Back in March 2016, which seems a very long time ago now for all sorts of reasons, I reviewed Austin Duffy’s debut, This Living and Immortal Thing, ending by saying I was looking forward to his second novel if he found time to write it – he’s a cardiologist. As enthusiastic readers of first novels know only too well, the second often falls flat. Not so with Duffy. Ten Days follows Wolf as he takes his teenage daughter to New York City after the death of her mother whose reluctant family are set to scatter her ashes over the Hudson on Yom Kippur in accordance with her wishes.

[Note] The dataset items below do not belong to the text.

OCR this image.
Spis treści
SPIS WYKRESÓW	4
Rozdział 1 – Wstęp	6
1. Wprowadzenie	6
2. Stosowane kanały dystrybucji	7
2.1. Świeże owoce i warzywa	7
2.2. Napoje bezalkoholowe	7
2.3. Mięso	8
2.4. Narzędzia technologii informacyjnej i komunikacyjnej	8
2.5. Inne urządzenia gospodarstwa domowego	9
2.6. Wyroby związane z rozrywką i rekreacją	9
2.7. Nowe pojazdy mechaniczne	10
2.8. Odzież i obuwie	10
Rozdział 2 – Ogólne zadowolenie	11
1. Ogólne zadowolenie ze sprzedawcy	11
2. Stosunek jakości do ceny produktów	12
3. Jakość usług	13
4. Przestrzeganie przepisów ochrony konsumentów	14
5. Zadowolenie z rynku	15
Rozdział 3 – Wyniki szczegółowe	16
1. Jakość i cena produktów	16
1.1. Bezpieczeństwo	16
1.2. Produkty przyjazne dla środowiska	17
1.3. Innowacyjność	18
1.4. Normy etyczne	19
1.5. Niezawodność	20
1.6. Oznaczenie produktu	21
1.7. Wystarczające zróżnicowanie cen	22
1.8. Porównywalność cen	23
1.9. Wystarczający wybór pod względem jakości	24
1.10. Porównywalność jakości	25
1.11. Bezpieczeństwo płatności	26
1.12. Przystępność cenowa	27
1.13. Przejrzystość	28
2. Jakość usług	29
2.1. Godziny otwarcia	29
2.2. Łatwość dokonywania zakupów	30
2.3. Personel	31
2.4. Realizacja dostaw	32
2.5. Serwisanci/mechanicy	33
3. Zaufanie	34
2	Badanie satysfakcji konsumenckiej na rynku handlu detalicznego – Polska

Ruth stirred, and for a brief second she looked at him with her dark, almost black eyes. It was as if they were peering at each other across the divide of species
When Miriam was diagnosed with ovarian cancer she turned to Wolf, her philandering husband who had long since left her. Wolf moved back into their London home, looking after Miriam while accepting his teenage daughter’s barbs as his due. Miriam had wished to be cremated, asking Wolf to scatter her ashes in New York despite her conservative Jewish family’s protests. Wolf travels with Ruth back to the city where he and Miriam met, a detailed itinerary of their every move over the next ten days to hand. First there’s family dinner to get through, Miriam’s brother making his usual dramatic late entrance, looking daggers at Wolf. Wolf suggests to Ruth they visit the places that meant most to him and her mother to which she agrees, apparently grudgingly but beneath the thick carapace of protective irony she’s donned he senses an eagerness. As father and daughter make their way through the ten days between Rosh Hashanah and Yom Kippur it becomes clear that all is not well with Wolf, his increasing vagueness a source of concern even to the determinedly distant Ruth. By the end of the novel, Wolf has done the best he can to ensure Ruth’s future and, inadvertently, his own.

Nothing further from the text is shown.